1. Field of the Invention
The present invention pertains to the treating of oil and gas wells and, more particularly, to the optimization of stimulating the entire interval of an earth formation containing zones of multiple stress gradients.
2. Background
Oil and gas wells are typically constructed with a string of pipe, known as casing or tubing, in the well bore and concrete around the outside of the casing to isolate the various formations that are penetrated by the well. At the strata or formations where hydrocarbons are anticipated, the well operator perforates the casing to allow for the flow of oil and/or gas into the casing and to the surface.
At various times during the life of the well, it may be desirable to increase the production rate of hydrocarbons with stimulation by acid treatment or hydraulic fracturing of the hydrocarbon-producing formations surrounding the well. In a hydraulic fracturing operation, a fluid such as water which contains particulate matter such as sand, is pumped down from the surface into the casing and out through the perforations into the surrounding target formation. The combination of the fluid rate and pressure initiate cracks or fractures in the rock. The particulates lodge into these fractures in the target formation and serve to hold the cracks open.
The increased openings thus increase the permeability of the formation and increase the ability of the hydrocarbons to flow from the formation into the well casing after the fracture treatment is completed.
Within a given formation, the Fracture Gradient is the pressure or force needed to initiate a fracture in the formation by way of pumping a fluid at any rate. The Fracture Gradient for a formation may be calculated from the instantaneous shut-in pressure (“ISIP”). The ISIP is an instant pressure reading obtained when the operator pumps a fluid at a desired rate then abruptly decreases the pump rate to zero and instantaneously reads the pump pressure. The pressure reading at zero pump rate is the ISIP.
In relatively thin formations that are fairly homogeneous, the above referenced standard fracturing technique will normally produce a fracture or fractures throughout the depth of the formation. However, when an operator attempts to fracture a large formation having multiple zones of varying stresses and different Fracture Gradients in a normal fracture treatment, the fracture fluid tends to dissipate only into those portions of the formation having the lowest Fracture Gradient and the lowest stress gradient.
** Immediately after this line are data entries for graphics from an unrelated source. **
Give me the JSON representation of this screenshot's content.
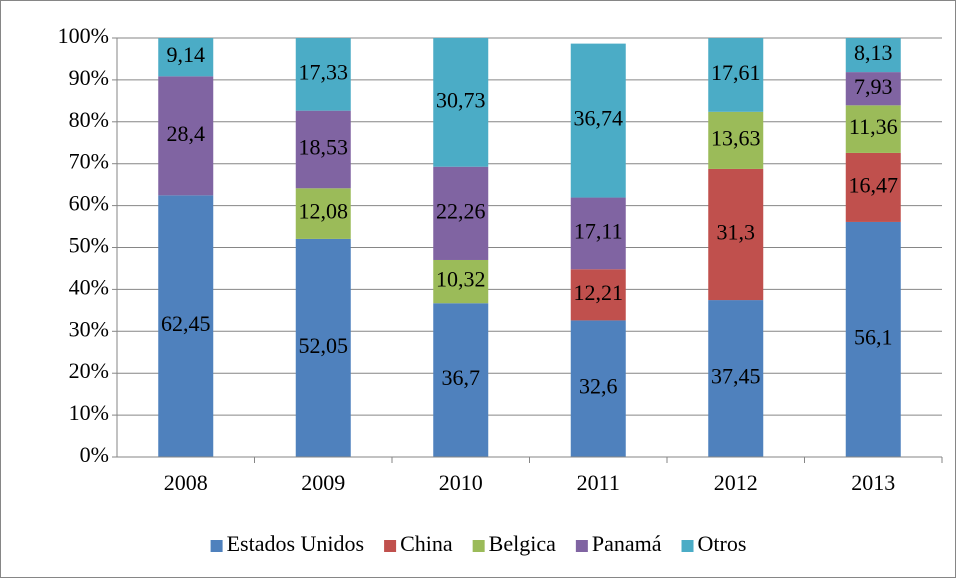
{
  "chart_data": {
    "type": "stacked_bar",
    "categories": [
      "2008",
      "2009",
      "2010",
      "2011",
      "2012",
      "2013"
    ],
    "series": [
      {
        "name": "Estados Unidos",
        "color": "#4f81bd",
        "values": [
          62.45,
          52.05,
          36.7,
          32.6,
          37.45,
          56.1
        ],
        "value_labels": [
          "62,45",
          "52,05",
          "36,7",
          "32,6",
          "37,45",
          "56,1"
        ]
      },
      {
        "name": "China",
        "color": "#c0504d",
        "values": [
          null,
          null,
          null,
          12.21,
          31.3,
          16.47
        ],
        "value_labels": [
          null,
          null,
          null,
          "12,21",
          "31,3",
          "16,47"
        ]
      },
      {
        "name": "Belgica",
        "color": "#9bbb59",
        "values": [
          null,
          12.08,
          10.32,
          null,
          13.63,
          11.36
        ],
        "value_labels": [
          null,
          "12,08",
          "10,32",
          null,
          "13,63",
          "11,36"
        ]
      },
      {
        "name": "Panamá",
        "color": "#8064a2",
        "values": [
          28.4,
          18.53,
          22.26,
          17.11,
          null,
          7.93
        ],
        "value_labels": [
          "28,4",
          "18,53",
          "22,26",
          "17,11",
          null,
          "7,93"
        ]
      },
      {
        "name": "Otros",
        "color": "#4bacc6",
        "values": [
          9.14,
          17.33,
          30.73,
          36.74,
          17.61,
          8.13
        ],
        "value_labels": [
          "9,14",
          "17,33",
          "30,73",
          "36,74",
          "17,61",
          "8,13"
        ]
      }
    ],
    "ylim": [
      0,
      100
    ],
    "yticks": [
      {
        "value": 0,
        "label": "0%"
      },
      {
        "value": 10,
        "label": "10%"
      },
      {
        "value": 20,
        "label": "20%"
      },
      {
        "value": 30,
        "label": "30%"
      },
      {
        "value": 40,
        "label": "40%"
      },
      {
        "value": 50,
        "label": "50%"
      },
      {
        "value": 60,
        "label": "60%"
      },
      {
        "value": 70,
        "label": "70%"
      },
      {
        "value": 80,
        "label": "80%"
      },
      {
        "value": 90,
        "label": "90%"
      },
      {
        "value": 100,
        "label": "100%"
      }
    ],
    "grid": true,
    "legend": "bottom"
  }
}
Thus, the fracture treatment may only be effective in a small portion of the overall target formation.
One solution to this problem is fracture treating the large formation in multiple stages. This solution is both more costly and more time consuming than a traditional single-stage fracture treatment. Other options include utilizing specialized equipment to simultaneously fracture treat an entire formation as is described in U.S. Pat. No. 6,644,406. That solution is also more expensive because it requires the use of specialized equipment.
Another solution known as “limited entry” is to introduce more perforations through the casing in intermediate zones having higher rock stresses and fewer perforations through the casing in intermediate zones having lower rock stresses. A typical fracture treatment would theoretically stimulate all intermediate zones at the same time. However, this process requires more knowledge of the rock properties than is typically available from the well log and thus requires additional testing to insure that the optimum number of perforations are spaced within the zones.
During fluid treatment of a well, particularly when treating a large formation in multiple stages, it may be desirable to divert the flow of fluids through some, but not all, of the well casing perforations. The use of ball sealers for this purpose is well known in the industry and is described in numerous patents, including U.S. Pat. No. 4,505,334 and U.S. Pat. No. 4,102,401. Ball sealers are typically small rubber-coated balls that are pumped into the well casing and onto the perforations by the flow of the fluid through the perforations into the formation. The balls seat upon the perforations and are held there by the pressure differential across the perforation.
Ball sealers are commonly used in the field of oil and gas well treatment to create diversion. Diversion is the forced change of the path of fluid while the fluid is being pumped into a formation. Ball sealers are commonly used in acid treatments, which are pumped at lower rates than fracture treatments. Many engineers are uncomfortable using ball sealers in fracture treatments because of the higher pumping rates.
Conventional determination of a diversion caused by ball sealers in any fluid treatment is made by observing any “surface” changes in the Standard Treating Pressure (“STP”). For example, if an engineer is pumping an acid job at 5 barrels per minute (“bpm”) with an STP of 1200 pounds per square inch (“psi”), the engineer will watch for any pressure deviation on the surface from the STP of 1200 psi to determine if the ball sealers are diverting the acid to unstimulated rock. A problem with this conventional procedure is that observing surface pressure changes is not a reliable means for determining whether fluid is actually being diverted into different rock zones. Small pressure changes caused by diversion are muted by the weight of the hydrostatic column. Thus the only way to accurately confirm that a particular treatment is reaching a particular zone is to know the characteristics of the particular rock zone. One means of doing this is by determining the Fracture Gradient for each different rock zone of varying stress.